For the right project, yes. In testing, Base44 earned its price when the goal was shipping a working internal tool or MVP fast — it bundles hosting, a database, authentication, and integrations into one bill, which genuinely undercuts stitching those services together separately. It’s worth it if you prompt carefully and pick a tier matched to real usage. It’s not worth it if you need to export and self-host the full application, need pixel-perfect custom design, or expect the credit cost to stay flat while you iterate heavily — the credit meter rewards precision and punishes trial-and-error. For most non-developers building a real, hosted app without a development team, the Builder plan at $40/month is worth it.

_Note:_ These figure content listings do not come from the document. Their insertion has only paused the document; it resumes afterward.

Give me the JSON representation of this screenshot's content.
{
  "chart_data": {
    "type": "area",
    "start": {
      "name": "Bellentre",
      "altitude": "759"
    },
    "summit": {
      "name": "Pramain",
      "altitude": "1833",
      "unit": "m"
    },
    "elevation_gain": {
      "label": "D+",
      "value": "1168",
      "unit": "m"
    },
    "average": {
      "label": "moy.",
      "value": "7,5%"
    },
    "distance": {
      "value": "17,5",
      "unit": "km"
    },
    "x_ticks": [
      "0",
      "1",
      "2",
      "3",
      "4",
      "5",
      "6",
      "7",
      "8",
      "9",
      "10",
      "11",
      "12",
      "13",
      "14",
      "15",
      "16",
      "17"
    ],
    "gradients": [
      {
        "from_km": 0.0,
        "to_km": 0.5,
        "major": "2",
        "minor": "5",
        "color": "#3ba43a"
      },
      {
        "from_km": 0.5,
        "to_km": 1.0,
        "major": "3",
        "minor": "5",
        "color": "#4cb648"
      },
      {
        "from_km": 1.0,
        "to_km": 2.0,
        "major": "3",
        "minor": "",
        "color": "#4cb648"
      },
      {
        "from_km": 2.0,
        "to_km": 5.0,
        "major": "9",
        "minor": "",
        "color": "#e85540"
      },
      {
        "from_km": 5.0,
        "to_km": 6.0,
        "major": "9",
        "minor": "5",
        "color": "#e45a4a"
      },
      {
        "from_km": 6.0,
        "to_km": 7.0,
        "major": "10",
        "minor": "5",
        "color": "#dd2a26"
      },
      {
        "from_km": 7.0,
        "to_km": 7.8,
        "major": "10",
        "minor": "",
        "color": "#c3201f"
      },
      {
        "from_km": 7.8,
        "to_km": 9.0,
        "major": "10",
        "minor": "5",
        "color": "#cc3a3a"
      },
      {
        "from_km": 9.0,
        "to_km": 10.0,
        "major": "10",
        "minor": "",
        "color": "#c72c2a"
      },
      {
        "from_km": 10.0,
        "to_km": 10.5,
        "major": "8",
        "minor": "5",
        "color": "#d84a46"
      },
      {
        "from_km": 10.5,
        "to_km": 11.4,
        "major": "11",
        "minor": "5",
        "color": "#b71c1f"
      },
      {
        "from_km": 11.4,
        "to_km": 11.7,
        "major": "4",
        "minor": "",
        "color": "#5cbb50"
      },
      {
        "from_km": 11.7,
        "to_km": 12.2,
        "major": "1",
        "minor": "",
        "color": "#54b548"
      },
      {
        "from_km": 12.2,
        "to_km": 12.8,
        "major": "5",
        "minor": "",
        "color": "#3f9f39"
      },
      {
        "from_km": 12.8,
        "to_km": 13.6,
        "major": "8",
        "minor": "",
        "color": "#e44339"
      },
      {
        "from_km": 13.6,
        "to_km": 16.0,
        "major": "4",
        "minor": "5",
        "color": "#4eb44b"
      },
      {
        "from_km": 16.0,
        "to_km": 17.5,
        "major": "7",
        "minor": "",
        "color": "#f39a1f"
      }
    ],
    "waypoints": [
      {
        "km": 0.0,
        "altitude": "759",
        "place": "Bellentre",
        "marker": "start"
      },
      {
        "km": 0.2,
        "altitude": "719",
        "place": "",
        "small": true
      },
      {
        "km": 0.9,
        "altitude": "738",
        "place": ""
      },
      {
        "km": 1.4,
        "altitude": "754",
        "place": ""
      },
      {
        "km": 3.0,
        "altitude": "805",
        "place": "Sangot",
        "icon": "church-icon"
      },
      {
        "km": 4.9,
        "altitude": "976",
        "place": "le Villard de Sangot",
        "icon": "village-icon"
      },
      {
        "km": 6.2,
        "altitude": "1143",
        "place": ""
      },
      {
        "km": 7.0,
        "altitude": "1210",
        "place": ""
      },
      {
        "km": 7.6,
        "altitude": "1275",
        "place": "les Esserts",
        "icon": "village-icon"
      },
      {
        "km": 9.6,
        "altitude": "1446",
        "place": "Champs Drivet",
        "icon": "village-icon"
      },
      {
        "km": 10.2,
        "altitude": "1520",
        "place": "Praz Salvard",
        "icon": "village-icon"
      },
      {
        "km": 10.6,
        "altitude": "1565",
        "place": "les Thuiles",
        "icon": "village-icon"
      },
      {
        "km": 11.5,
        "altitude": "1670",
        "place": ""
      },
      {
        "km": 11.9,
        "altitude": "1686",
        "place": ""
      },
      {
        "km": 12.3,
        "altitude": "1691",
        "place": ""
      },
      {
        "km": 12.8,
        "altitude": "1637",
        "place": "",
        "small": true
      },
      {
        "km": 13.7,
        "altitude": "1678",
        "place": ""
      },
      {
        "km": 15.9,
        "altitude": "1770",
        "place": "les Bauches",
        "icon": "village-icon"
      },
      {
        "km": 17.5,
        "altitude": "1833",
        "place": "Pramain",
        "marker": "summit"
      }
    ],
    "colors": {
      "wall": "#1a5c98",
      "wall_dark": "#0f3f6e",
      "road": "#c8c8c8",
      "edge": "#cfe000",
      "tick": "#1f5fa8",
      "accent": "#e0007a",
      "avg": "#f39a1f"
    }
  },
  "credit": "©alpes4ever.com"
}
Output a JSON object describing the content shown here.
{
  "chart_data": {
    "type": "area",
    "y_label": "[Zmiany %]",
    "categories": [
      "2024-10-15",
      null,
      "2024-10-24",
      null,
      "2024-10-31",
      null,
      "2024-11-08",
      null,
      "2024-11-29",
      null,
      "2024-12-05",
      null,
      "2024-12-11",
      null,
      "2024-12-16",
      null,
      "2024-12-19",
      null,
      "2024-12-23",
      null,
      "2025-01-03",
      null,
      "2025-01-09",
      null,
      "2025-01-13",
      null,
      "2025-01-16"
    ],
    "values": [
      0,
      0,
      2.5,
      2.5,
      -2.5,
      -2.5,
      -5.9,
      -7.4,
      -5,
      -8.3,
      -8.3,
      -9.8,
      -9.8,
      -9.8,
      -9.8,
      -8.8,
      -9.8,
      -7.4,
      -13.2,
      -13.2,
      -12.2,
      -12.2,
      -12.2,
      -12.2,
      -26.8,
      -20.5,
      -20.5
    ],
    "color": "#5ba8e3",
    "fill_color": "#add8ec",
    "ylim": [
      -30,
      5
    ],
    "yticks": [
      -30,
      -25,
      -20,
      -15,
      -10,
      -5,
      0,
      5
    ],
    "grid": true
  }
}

How do I get started with Base44?

Getting started takes four steps. First, sign up for the free plan at base44.com — no payment needed to begin. Second, describe the app you want in plain English in the prompt box; be specific about what it does and who uses it, because a clear first prompt saves message credits later. Third, review what the AI generates, then refine it through follow-up prompts until the app works the way you want. Fourth, when you’re ready to publish, connect a custom domain (on Builder or above) and deploy. The whole process from sign-up to a live app can take under an hour for a simple tool — the key is writing precise prompts so the AI model gets it right the first time and you don’t burn credits on corrections.

The Verdict

Base44 is one of the cheapest ways to turn a plain-English description into a working, hosted app, and its pricing rewards exactly the people it’s built for: builders who prompt carefully and pick a tier matched to their app’s real usage. After building across the tiers, I rate the Builder plan as the sweet spot — the first production-ready tier, and the one where my test apps stopped feeling like prototypes. It’s the best value on the list. Go in understanding the two credit pools, write your prompts carefully so you’re not paying for the AI’s mistakes, accept that the backend lives on Base44’s platform, and the pricing is genuinely competitive for what you get. Go in blind, and the credit meter will teach you the expensive way — as it taught me, four days into a build with a half-finished app and an empty credit balance.